Unlike medicine and dentistry where post-baccalaureate education consists of four-year educational programs, many allied health professions either are increasing the number of years of education required or have the potential to do so. A consequence is that as associate degree programs move to the baccalaureate level and baccalaureate level programs go to masters and clinical doctorate levels, the graduates have increased skills and knowledge that can have an effect on their scope-of-practice. Presently, the American Medical Association and other professional medical organizations are examining scope-of-practice in states across the nation to determine if any other professions are encroaching on what these groups consider to be the sole province of medicine. An example of how such issues can affect the availability and delivery of health care services has to do with direct access. In some states, a physician is involved in deciding if a patient needs to be referred to a physical therapist whereas in other places it is possible for patients to obtain physical therapy services directly. Oral health care needs are not being met in the U.S. and dental hygienists are capable of meeting such needs, but in many cases they cannot do so without working under the direct supervision of a dentist. If regulations of this sort become less restrictive in the future, roles played by allied health professionals will become modified accordingly.

How familiar am I with the work of MedPAC?
I’ve attended MedPAC meetings and made comments when the discussion was opened to the public. I’ve also provided information about the portion of graduate medical education payments that have been allocated for allied health. In addition, I make an effort to be familiar with MedPAC reports that are issued at regular intervals.

What kinds of contributions do I see being made by a healthcare workforce commission?

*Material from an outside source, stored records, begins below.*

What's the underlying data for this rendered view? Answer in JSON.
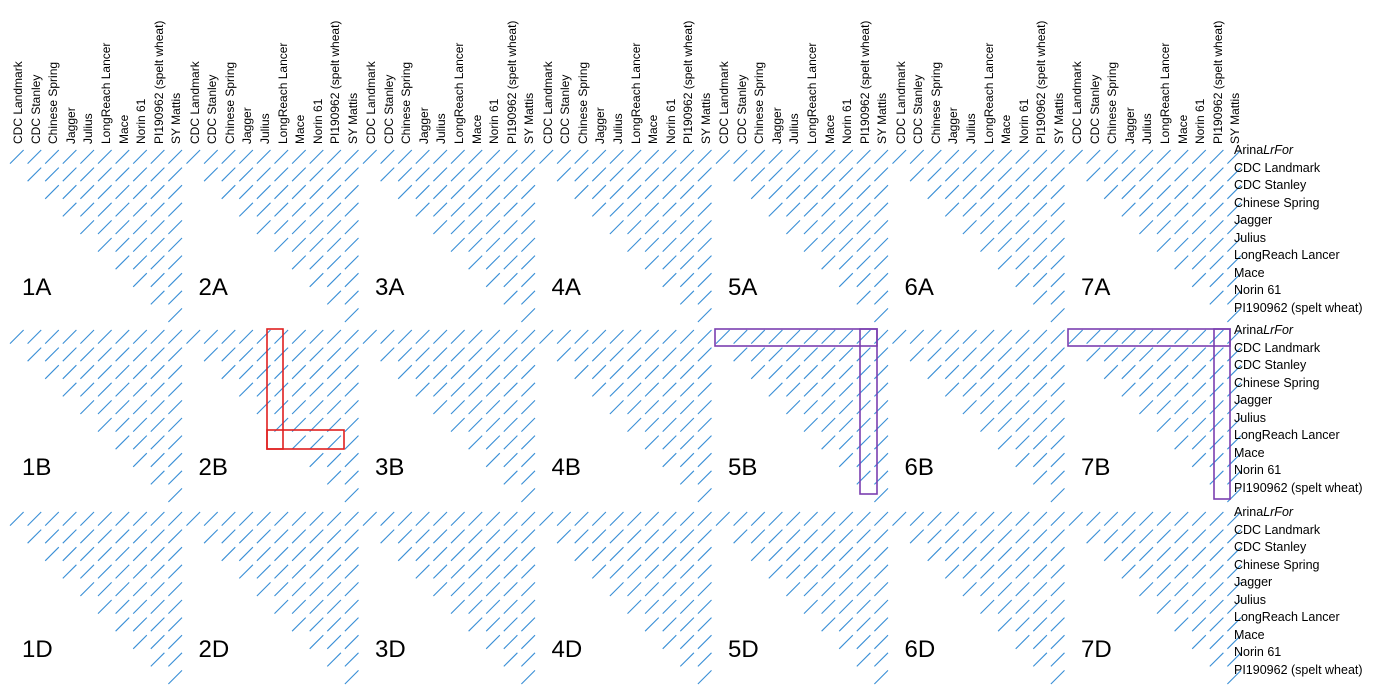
{
  "column_labels": [
    "CDC Landmark",
    "CDC Stanley",
    "Chinese Spring",
    "Jagger",
    "Julius",
    "LongReach Lancer",
    "Mace",
    "Norin 61",
    "PI190962 (spelt wheat)",
    "SY Mattis"
  ],
  "row_labels": [
    {
      "plain": "Arina",
      "italic": "LrFor"
    },
    {
      "plain": "CDC Landmark",
      "italic": ""
    },
    {
      "plain": "CDC Stanley",
      "italic": ""
    },
    {
      "plain": "Chinese Spring",
      "italic": ""
    },
    {
      "plain": "Jagger",
      "italic": ""
    },
    {
      "plain": "Julius",
      "italic": ""
    },
    {
      "plain": "LongReach Lancer",
      "italic": ""
    },
    {
      "plain": "Mace",
      "italic": ""
    },
    {
      "plain": "Norin 61",
      "italic": ""
    },
    {
      "plain": "PI190962 (spelt wheat)",
      "italic": ""
    }
  ],
  "panel_rows": [
    [
      "1A",
      "2A",
      "3A",
      "4A",
      "5A",
      "6A",
      "7A"
    ],
    [
      "1B",
      "2B",
      "3B",
      "4B",
      "5B",
      "6B",
      "7B"
    ],
    [
      "1D",
      "2D",
      "3D",
      "4D",
      "5D",
      "6D",
      "7D"
    ]
  ],
  "highlights": [
    {
      "panel": "2B",
      "color": "#e02020",
      "shape": "L",
      "column": "CDC Stanley... LongReach Lancer",
      "row": "Julius"
    },
    {
      "panel": "5B",
      "color": "#7b3fb0",
      "shape": "reverse-L",
      "row": "Arina LrFor",
      "column": "SY Mattis"
    },
    {
      "panel": "7B",
      "color": "#7b3fb0",
      "shape": "reverse-L",
      "row": "Arina LrFor",
      "column": "SY Mattis"
    }
  ],
  "colors": {
    "dotplot_line": "#3a8fd6",
    "highlight_red": "#e02020",
    "highlight_purple": "#7b3fb0"
  }
}
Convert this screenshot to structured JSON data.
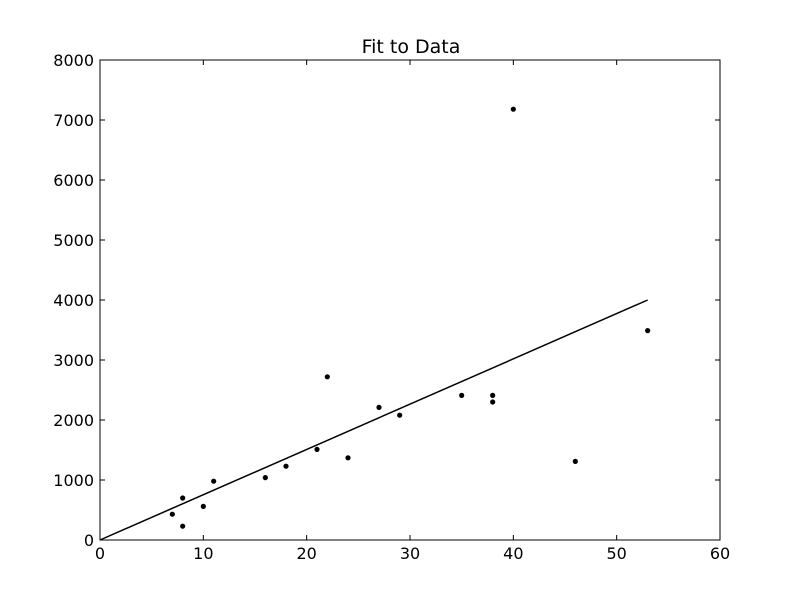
{
  "chart_data": {
    "type": "scatter",
    "title": "Fit to Data",
    "xlabel": "",
    "ylabel": "",
    "xlim": [
      0,
      60
    ],
    "ylim": [
      0,
      8000
    ],
    "xticks": [
      0,
      10,
      20,
      30,
      40,
      50,
      60
    ],
    "yticks": [
      0,
      1000,
      2000,
      3000,
      4000,
      5000,
      6000,
      7000,
      8000
    ],
    "grid": false,
    "series": [
      {
        "type": "scatter",
        "color": "#000000",
        "points": [
          {
            "x": 7,
            "y": 430
          },
          {
            "x": 8,
            "y": 700
          },
          {
            "x": 8,
            "y": 230
          },
          {
            "x": 10,
            "y": 560
          },
          {
            "x": 11,
            "y": 980
          },
          {
            "x": 16,
            "y": 1040
          },
          {
            "x": 18,
            "y": 1230
          },
          {
            "x": 21,
            "y": 1510
          },
          {
            "x": 22,
            "y": 2720
          },
          {
            "x": 24,
            "y": 1370
          },
          {
            "x": 27,
            "y": 2210
          },
          {
            "x": 29,
            "y": 2080
          },
          {
            "x": 35,
            "y": 2410
          },
          {
            "x": 38,
            "y": 2410
          },
          {
            "x": 38,
            "y": 2300
          },
          {
            "x": 40,
            "y": 7180
          },
          {
            "x": 46,
            "y": 1310
          },
          {
            "x": 53,
            "y": 3490
          }
        ]
      },
      {
        "type": "line",
        "color": "#000000",
        "points": [
          {
            "x": 0,
            "y": 0
          },
          {
            "x": 53,
            "y": 4000
          }
        ]
      }
    ]
  }
}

The population of the United States is growing larger and older. A health care workforce is needed to keep pace with this growth. In addition, the composition of this population undergoes steady change. A shift is occurring such that Caucasians derived from European stock are gradually becoming less of a proportion of the citizenry. A challenge will be for the commission to provide guidance and suggest mechanisms for producing a health workforce that is more reflective of the diverse nature of the population. The commission also will be in a strong position to recommend ways in which students from low income families can obtain an education in a health profession without incurring unbearable levels of debt.